Among the Indians in that village they had been shifty, almost timid — they had whispered to us and brought us food and warned us about the squatting Indians. But here they had none of that sneaking slyness. They looked strong, as if they were used to entering villages and sizing them up. They took their time, they did not even reply to Father until after they mumbled among themselves.

"We did not think we would find you." It was the one with the brass buckle who spoke. His teeth were too large for his mouth, and now I saw that he was not smiling. It was just his big yellow teeth stretching his lips.

"Here we are," Father said flatly.

"How many are you?"

"Thousands—"

The men looked behind them quickly.

"— counting the white ants," Father said. "We're infested."

Mr. Haddy whispered to me, "I ain't like this men," and then, "Hey, Lungley."

But the Zambus had gone: climbed out of Father's hole and backed into the woods.

"You are just in time for breakfast," Father said. "Scramble some eggs for our friends here, Mother" — he was still speaking in Spanish—"they have a long trip ahead of them."

We all went to the Gallery, and there the men put their guns down. They sat on the floor and ate eggs and beans, while Father talked about the white ants. Termites, he said, had gotten into everything — food, plants, even the roofs and floors of the houses. "They are eating us alive!"

It was the first we had heard of the white ants, but no one contradicted Father then, because no one ever contradicted him. The men listened and wolfed their food. When they finished, they stared at us with pale skinny faces. Eating did not soften their expressions, it only made them look hungrier and more dangerous.

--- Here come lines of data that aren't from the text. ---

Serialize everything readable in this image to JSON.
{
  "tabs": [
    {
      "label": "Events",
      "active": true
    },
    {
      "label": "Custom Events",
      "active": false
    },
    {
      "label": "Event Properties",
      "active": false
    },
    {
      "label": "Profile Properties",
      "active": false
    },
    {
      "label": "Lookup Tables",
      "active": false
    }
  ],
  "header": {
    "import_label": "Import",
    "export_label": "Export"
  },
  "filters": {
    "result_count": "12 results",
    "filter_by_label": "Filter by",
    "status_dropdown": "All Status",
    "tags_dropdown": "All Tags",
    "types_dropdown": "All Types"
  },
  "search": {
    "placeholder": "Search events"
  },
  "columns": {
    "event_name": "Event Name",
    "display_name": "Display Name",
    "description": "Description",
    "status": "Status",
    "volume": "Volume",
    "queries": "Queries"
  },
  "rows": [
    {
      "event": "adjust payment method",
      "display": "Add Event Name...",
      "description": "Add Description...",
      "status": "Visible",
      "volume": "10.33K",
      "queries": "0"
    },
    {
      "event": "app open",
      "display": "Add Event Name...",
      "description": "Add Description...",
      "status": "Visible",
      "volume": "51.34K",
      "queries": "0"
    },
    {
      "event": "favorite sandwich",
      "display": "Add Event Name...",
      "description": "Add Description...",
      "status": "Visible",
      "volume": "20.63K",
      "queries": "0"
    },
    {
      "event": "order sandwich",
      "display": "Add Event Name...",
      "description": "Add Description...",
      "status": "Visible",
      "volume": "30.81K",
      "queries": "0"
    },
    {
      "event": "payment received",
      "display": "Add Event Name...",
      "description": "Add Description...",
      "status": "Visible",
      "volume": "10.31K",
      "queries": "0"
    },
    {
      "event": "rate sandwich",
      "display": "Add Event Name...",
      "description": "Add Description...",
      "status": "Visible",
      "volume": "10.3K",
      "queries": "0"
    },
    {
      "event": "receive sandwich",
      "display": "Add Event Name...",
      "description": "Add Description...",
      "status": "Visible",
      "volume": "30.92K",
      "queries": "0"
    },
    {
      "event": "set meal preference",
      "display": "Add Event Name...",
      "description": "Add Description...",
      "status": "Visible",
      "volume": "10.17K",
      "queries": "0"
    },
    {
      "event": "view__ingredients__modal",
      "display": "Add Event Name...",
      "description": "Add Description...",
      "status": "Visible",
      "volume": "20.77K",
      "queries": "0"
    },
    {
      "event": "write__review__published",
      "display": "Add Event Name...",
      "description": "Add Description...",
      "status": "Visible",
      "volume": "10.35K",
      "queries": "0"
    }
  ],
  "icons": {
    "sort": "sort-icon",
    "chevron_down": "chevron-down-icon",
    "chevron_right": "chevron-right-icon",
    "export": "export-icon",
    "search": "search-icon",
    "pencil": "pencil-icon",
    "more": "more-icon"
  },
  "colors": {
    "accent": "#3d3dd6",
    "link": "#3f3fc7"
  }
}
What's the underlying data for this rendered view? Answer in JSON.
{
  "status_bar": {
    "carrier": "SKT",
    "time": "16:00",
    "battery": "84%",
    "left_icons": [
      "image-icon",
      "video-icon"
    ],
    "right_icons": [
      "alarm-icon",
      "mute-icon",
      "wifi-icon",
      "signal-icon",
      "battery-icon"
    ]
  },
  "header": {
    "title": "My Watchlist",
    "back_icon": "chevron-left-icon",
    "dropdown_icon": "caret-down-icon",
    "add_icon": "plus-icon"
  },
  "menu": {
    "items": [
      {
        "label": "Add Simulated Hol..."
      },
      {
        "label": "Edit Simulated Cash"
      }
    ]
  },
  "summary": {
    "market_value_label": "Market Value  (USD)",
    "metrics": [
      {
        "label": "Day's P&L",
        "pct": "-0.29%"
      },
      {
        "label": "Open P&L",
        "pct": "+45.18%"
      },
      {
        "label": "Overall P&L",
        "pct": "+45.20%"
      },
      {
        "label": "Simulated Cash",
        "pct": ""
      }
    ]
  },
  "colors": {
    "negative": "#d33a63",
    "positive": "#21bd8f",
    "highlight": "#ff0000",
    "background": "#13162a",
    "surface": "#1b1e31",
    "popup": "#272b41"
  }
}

The man with the teeth, who had spoken before, said that they had run out of water and then lost their way searching for water. They had camped on the mountain.

"I know how it is," Father said.

Mother gathered the plates, and that same man — Big Teeth did all the talking — said, "Your husband told us he had water and food. He invited us here. He told us he has everything. Up there, over the mountains, they have nothing."

"It's the end of the dry season," Father said. "We're feeling it. Everything is dead or dying. We won't see rain for weeks. But the white ants are getting fat!"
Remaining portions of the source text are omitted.